El dispositivo de seguridad se pone en marcha tras la primera reunión clave con Mossos d’Esquadra ante un partido declarado de alto riesgo
El RCDE Stadium se prepara para vivir uno de los derbis más tensos de los últimos años. La vuelta de Joan Garcia al templo blanquiazul ha encendido todas las alarmas en el RCD Espanyol, que ya ha mantenido la primera reunión de seguridad con los Mossos d’Esquadra. Con el estadio apercibido de cierre, el club busca blindar puntos críticos como la Grada Canito para evitar cualquier lanzamiento de objetos en un encuentro declarado de alto riesgo que marcará el futuro inmediato de la entidad perica.
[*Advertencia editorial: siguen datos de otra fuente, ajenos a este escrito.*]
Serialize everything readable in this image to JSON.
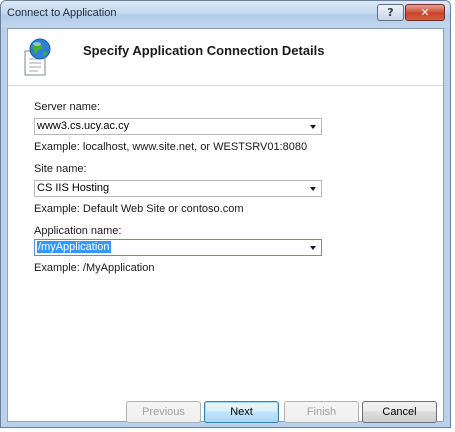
{
  "window": {
    "title": "Connect to Application",
    "help_glyph": "?",
    "close_glyph": "✕"
  },
  "header": {
    "title": "Specify Application Connection Details",
    "icon": "globe-document-icon"
  },
  "form": {
    "server_label": "Server name:",
    "server_value": "www3.cs.ucy.ac.cy",
    "server_example": "Example: localhost, www.site.net, or WESTSRV01:8080",
    "site_label": "Site name:",
    "site_value": "CS IIS Hosting",
    "site_example": "Example: Default Web Site or contoso.com",
    "app_label": "Application name:",
    "app_value": "/myApplication",
    "app_example": "Example: /MyApplication"
  },
  "buttons": {
    "previous": "Previous",
    "next": "Next",
    "finish": "Finish",
    "cancel": "Cancel"
  },
  "colors": {
    "selection": "#3399ff",
    "close_button": "#c8452c",
    "title_bar": "#c6d9ef"
  }
}
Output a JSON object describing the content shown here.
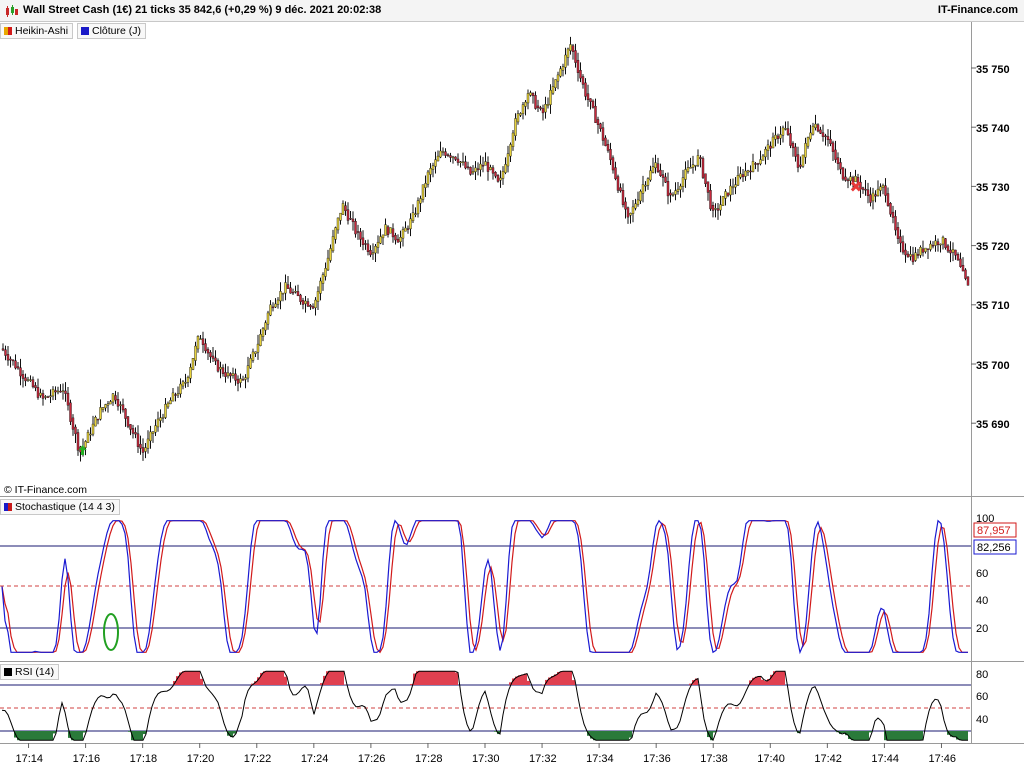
{
  "header": {
    "title": "Wall Street Cash (1€) 21 ticks 35 842,6 (+0,29 %) 9 déc. 2021 20:02:38",
    "brand": "IT-Finance.com"
  },
  "legend": {
    "heikin_ashi": "Heikin-Ashi",
    "close": "Clôture (J)"
  },
  "copyright": "© IT-Finance.com",
  "price_axis": {
    "ticks": [
      "35 750",
      "35 740",
      "35 730",
      "35 720",
      "35 710",
      "35 700",
      "35 690"
    ]
  },
  "stochastic": {
    "label": "Stochastique (14 4 3)",
    "ticks": [
      "100",
      "60",
      "40",
      "20"
    ],
    "value_red": "87,957",
    "value_blue": "82,256"
  },
  "rsi": {
    "label": "RSI (14)",
    "ticks": [
      "80",
      "60",
      "40"
    ]
  },
  "time_axis": {
    "ticks": [
      "17:14",
      "17:16",
      "17:18",
      "17:20",
      "17:22",
      "17:24",
      "17:26",
      "17:28",
      "17:30",
      "17:32",
      "17:34",
      "17:36",
      "17:38",
      "17:40",
      "17:42",
      "17:44",
      "17:46"
    ]
  },
  "colors": {
    "bull": "#e8d23a",
    "bear": "#c8283c",
    "stoch_k": "#1a1ad2",
    "stoch_d": "#d21a1a",
    "buy_marker": "#22b022",
    "sell_marker": "#e83a3a"
  },
  "chart_data": [
    {
      "type": "candlestick",
      "style": "Heikin-Ashi",
      "y_range": [
        35680,
        35755
      ],
      "y_ticks": [
        35690,
        35700,
        35710,
        35720,
        35730,
        35740,
        35750
      ],
      "x_range": [
        "17:13",
        "17:47"
      ],
      "close_path": [
        [
          "17:13",
          35703
        ],
        [
          "17:14",
          35697
        ],
        [
          "17:14.5",
          35694
        ],
        [
          "17:15.2",
          35696
        ],
        [
          "17:15.8",
          35685
        ],
        [
          "17:16",
          35687
        ],
        [
          "17:16.5",
          35692
        ],
        [
          "17:17",
          35695
        ],
        [
          "17:17.5",
          35690
        ],
        [
          "17:18",
          35685
        ],
        [
          "17:18.5",
          35690
        ],
        [
          "17:19",
          35694
        ],
        [
          "17:19.5",
          35697
        ],
        [
          "17:20",
          35705
        ],
        [
          "17:20.5",
          35700
        ],
        [
          "17:21",
          35698
        ],
        [
          "17:21.5",
          35697
        ],
        [
          "17:22",
          35703
        ],
        [
          "17:22.5",
          35710
        ],
        [
          "17:23",
          35713
        ],
        [
          "17:23.5",
          35711
        ],
        [
          "17:24",
          35710
        ],
        [
          "17:24.5",
          35718
        ],
        [
          "17:25",
          35727
        ],
        [
          "17:25.5",
          35722
        ],
        [
          "17:26",
          35719
        ],
        [
          "17:26.5",
          35723
        ],
        [
          "17:27",
          35721
        ],
        [
          "17:27.5",
          35725
        ],
        [
          "17:28",
          35732
        ],
        [
          "17:28.5",
          35736
        ],
        [
          "17:29",
          35735
        ],
        [
          "17:29.5",
          35732
        ],
        [
          "17:30",
          35734
        ],
        [
          "17:30.5",
          35730
        ],
        [
          "17:31",
          35740
        ],
        [
          "17:31.5",
          35746
        ],
        [
          "17:32",
          35742
        ],
        [
          "17:32.5",
          35748
        ],
        [
          "17:33",
          35754
        ],
        [
          "17:33.5",
          35746
        ],
        [
          "17:34",
          35740
        ],
        [
          "17:34.5",
          35733
        ],
        [
          "17:35",
          35724
        ],
        [
          "17:35.5",
          35730
        ],
        [
          "17:36",
          35734
        ],
        [
          "17:36.5",
          35728
        ],
        [
          "17:37",
          35732
        ],
        [
          "17:37.5",
          35735
        ],
        [
          "17:38",
          35725
        ],
        [
          "17:38.5",
          35729
        ],
        [
          "17:39",
          35732
        ],
        [
          "17:39.5",
          35734
        ],
        [
          "17:40",
          35737
        ],
        [
          "17:40.5",
          35740
        ],
        [
          "17:41",
          35733
        ],
        [
          "17:41.5",
          35741
        ],
        [
          "17:42",
          35738
        ],
        [
          "17:42.5",
          35732
        ],
        [
          "17:43",
          35731
        ],
        [
          "17:43.5",
          35728
        ],
        [
          "17:44",
          35730
        ],
        [
          "17:44.5",
          35720
        ],
        [
          "17:45",
          35718
        ],
        [
          "17:45.5",
          35720
        ],
        [
          "17:46",
          35721
        ],
        [
          "17:46.5",
          35718
        ],
        [
          "17:47",
          35712
        ]
      ],
      "annotations": [
        {
          "type": "buy-arrow",
          "time": "17:16",
          "price": 35687
        },
        {
          "type": "sell-cross",
          "time": "17:43",
          "price": 35730
        }
      ]
    },
    {
      "type": "line",
      "name": "Stochastique (14 4 3)",
      "y_range": [
        0,
        100
      ],
      "levels": [
        20,
        50,
        80
      ],
      "last": {
        "red": 87.957,
        "blue": 82.256
      }
    },
    {
      "type": "line",
      "name": "RSI (14)",
      "y_range": [
        20,
        90
      ],
      "levels": [
        30,
        50,
        70
      ]
    }
  ]
}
Este miércoles se celebró la primera reunión formal entre el RCD Espanyol y los Mossos d’Esquadra. El objetivo fue anticipar escenarios y empezar a diseñar un operativo especial. La vuelta del ex guardameta perico es el principal foco de preocupación. El partido ya ha sido catalogado como de alto riesgo. Y el club quiere llegar preparado a todos los niveles.
El regreso de Joan García condiciona todo el operativo y sitúa a la afición en el centro del control preventivo
El retorno de Joan García al templo blanquiazul no es un detalle menor. En el club son conscientes de lo que puede generar en la grada. No solo por lo deportivo. También por la carga emocional acumulada. Por eso, el dispositivo se ha planteado desde una lógica preventiva y no reactiva.
La reunión definitiva se celebrará el día 29. Ahí quedará cerrado el plan completo. La intención es clara: garantizar un ambiente intenso, pero sin incidentes. Desde LaGrada se apunta a que el club trabaja para que el derbi se viva con pasión, no con sanciones. El equilibrio es delicado y cualquier error puede salir caro.
Uno de los puntos más sensibles será la Grada Canito. Es la zona de animación del RCD Espanyol y donde los Mossos d’Esquadra pondrán el foco principal. Se prevén controles exhaustivos de acceso y vigilancia constante durante el encuentro. El objetivo es evitar comportamientos que puedan derivar en sanciones graves.

El RCDE Stadium está apercibido y el club quiere evitar sanciones que condicionen el futuro inmediato
El RCDE Stadium se encuentra actualmente apercibido de cierre. Ese dato pesa mucho en la planificación. El RCD Espanyol quiere evitar a toda costa el lanzamiento de objetos u otros incidentes que puedan derivar en castigos deportivos. El margen de tolerancia es mínimo. Y el club lo sabe.
Por ese motivo, la vigilancia no se limitará a los fondos. En el resto del estadio también habrá controles reforzados. La seguridad privada trabajará de forma coordinada con los Mossos d’Esquadra. Todo está pensado para anticipar y neutralizar posibles focos de conflicto. La prioridad es que el derbi se recuerde por lo que pase en el césped.
Desde el club se insiste en un mensaje claro. Apoyo total al equipo. Presión máxima desde la grada. Pero siempre dentro de los límites. El RCD Espanyol necesita a su afición empujando, no comprometiendo al club. En un derbi tan caldeado, la responsabilidad colectiva será tan importante como el resultado.